Dari seberang Penta terdiam "Penta?" Ujarku membuyarkan lamunannya.
"Kisah nyata," katanya, kami berdua terdiam sebentar.
Aku berusaha mencairkan suasana "Ini yang membuatmu sedih? Hal-hal yang disembunyikan dariku, seharusnya kau menceritakan langsung padaku. Aku tak tahu rasanya jika berada di posisimu, tetapi aku tetap akan menemanimu kapan pun."
"Aku sahabatmu kan?" tambahku, Penta berdehem "It's okay kamu menangis, menumpahkan semua yang terpendam. Aku tidak keberatan mendengarkan semua kisahmu, paham?"
"Terima kasih, Gia. Aku tak bisa bercerita secara langsung, lewat novel lah aku bercerita. Lebih leluasa aku menceritakan tanpa menangis di hadapanmu,"
Aku merasakan lilitan benangku terputus, euforia muncul bergitu saja "Tunggu aku di bandara,"
"Maksudmu?" tanya Penta
"Aku akan bertemu dirimu dan menikmati es krim stroberi kesukaan kita,"
"Bukankah kita telah berencana untuk bertemu di kedai es krim itu?"
"Aku merasa terlalu lama menunggumu, bersiaplah aku akan datang. Jaga kesehatanmu, Penta Sagara."
Mungkin sekarang Penta tersenyum "Kutunggu kehadiranmu. Jaga kesehatan juga, Gia Illana."

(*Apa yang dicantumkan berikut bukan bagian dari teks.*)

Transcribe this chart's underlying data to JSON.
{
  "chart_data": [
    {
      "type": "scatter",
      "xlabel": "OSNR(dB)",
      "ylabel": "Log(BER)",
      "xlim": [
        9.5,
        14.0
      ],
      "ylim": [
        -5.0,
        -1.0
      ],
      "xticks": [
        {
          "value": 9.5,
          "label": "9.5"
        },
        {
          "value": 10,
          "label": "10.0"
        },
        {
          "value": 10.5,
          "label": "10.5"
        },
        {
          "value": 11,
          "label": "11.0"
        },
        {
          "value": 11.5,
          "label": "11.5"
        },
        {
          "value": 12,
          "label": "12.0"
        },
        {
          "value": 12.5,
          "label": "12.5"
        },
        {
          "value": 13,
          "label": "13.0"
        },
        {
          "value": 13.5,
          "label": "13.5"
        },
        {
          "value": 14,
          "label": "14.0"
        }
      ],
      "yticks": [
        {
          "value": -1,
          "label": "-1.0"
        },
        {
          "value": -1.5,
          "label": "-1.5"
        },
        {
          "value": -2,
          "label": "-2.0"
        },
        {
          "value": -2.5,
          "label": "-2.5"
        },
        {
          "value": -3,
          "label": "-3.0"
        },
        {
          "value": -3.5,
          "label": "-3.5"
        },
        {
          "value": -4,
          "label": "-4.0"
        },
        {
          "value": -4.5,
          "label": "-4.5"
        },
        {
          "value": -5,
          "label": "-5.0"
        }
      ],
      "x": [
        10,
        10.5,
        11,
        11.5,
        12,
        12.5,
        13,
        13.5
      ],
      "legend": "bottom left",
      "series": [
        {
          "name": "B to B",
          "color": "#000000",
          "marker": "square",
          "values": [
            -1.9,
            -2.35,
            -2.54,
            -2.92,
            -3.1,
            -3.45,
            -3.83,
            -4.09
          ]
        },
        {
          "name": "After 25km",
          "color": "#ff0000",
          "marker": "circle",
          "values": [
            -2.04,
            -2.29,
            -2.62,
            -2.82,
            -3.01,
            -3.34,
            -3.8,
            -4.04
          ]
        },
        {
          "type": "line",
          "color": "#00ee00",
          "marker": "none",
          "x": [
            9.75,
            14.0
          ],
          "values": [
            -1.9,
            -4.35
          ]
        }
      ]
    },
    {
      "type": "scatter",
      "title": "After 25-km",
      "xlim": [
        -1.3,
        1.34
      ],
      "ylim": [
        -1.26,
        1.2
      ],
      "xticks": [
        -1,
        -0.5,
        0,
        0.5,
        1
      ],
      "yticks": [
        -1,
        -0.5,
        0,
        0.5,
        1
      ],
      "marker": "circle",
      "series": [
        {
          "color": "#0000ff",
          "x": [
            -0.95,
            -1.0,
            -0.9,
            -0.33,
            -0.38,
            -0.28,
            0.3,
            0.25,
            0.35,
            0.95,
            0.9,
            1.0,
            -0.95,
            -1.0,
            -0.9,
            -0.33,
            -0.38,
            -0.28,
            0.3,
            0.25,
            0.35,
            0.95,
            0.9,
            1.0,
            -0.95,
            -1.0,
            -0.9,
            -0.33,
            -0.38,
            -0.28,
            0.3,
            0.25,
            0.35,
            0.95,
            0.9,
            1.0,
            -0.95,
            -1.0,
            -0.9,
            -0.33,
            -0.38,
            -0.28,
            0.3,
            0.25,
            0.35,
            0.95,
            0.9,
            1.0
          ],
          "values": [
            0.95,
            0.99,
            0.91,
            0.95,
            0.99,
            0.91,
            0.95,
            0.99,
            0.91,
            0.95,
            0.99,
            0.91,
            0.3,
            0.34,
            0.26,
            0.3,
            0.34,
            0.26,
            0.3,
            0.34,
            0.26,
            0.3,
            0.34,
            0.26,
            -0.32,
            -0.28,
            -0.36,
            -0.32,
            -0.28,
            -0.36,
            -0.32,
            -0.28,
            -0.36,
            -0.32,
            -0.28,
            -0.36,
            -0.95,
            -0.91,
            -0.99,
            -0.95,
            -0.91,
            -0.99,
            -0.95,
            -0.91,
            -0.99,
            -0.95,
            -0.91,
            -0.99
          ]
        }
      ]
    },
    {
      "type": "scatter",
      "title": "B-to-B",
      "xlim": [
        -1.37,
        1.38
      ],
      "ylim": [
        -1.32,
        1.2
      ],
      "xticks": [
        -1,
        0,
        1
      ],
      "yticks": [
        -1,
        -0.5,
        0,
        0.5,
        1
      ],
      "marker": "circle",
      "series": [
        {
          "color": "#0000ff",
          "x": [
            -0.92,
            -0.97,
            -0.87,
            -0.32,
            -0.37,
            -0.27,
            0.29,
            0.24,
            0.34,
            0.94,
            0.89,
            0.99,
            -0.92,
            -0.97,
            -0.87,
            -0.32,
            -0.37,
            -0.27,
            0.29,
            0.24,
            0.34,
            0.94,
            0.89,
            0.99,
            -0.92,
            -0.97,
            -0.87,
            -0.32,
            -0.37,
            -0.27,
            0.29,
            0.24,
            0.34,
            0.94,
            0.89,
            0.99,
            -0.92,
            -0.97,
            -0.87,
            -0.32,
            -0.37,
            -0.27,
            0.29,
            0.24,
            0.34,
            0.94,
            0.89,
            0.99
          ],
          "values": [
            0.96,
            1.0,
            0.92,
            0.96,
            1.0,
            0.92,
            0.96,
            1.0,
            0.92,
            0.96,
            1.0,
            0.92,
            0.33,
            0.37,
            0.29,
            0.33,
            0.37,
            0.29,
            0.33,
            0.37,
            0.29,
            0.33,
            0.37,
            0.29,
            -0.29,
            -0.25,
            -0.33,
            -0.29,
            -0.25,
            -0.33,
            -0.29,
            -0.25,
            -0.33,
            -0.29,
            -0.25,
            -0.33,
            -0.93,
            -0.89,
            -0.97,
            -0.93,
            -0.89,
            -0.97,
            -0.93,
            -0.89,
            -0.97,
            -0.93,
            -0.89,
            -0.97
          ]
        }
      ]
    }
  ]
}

Kami menghentikan telepon. Aku kembali membaca novel, tak disangka telah mencapai bab terakhir. Penta menceritakan tentang diriku, dengan samaran Belle. Orang yang menjadi sumber cahaya bagi dirinya adalah diriku, aku tak menyangka. Keseharian kami tertulis di sini, kisah ketika aku memberikan sekotak cokelat kepada Penta saat hari kelahirannya. Ternyata kotak cokelat itu dijadikan tempat kertas penyemangat yang selalu kuberi. Kertas penyemangat dari sticky notes yang selalu kuberi ketika bertemu di kedai es krim.
Tempat bertemu kami adalah kedai es krim dekat perpustakaan. Setiap hari kami selalu menyempatkan waktu untuk bertemu dan menikmati es krim stroberi. Bertukar kisah dan saling membantu, terkadang pula kami belajar bersama.
Mengingat itu semua, rasanya ingin kembali ke masa itu. Ah, sudahlah. Sudah cukup bagiku untuk mengingat semua itu, aku harus kembali ke rumah dan mengerjakan tugas dari dosen. Selanjutnya menyiapkan diri untuk terbang ke Jerman.
Aku berharap lilitan benang nylon Penta satu persatu lepas, aku menjamin hal itu terjadi.
Note : Benang ibarat masalah. Semakin berusaha untuk keluar, mereka menjerat. Cara tepat untuk keluar adalah pelan-pelan melepas tanpa tergesa.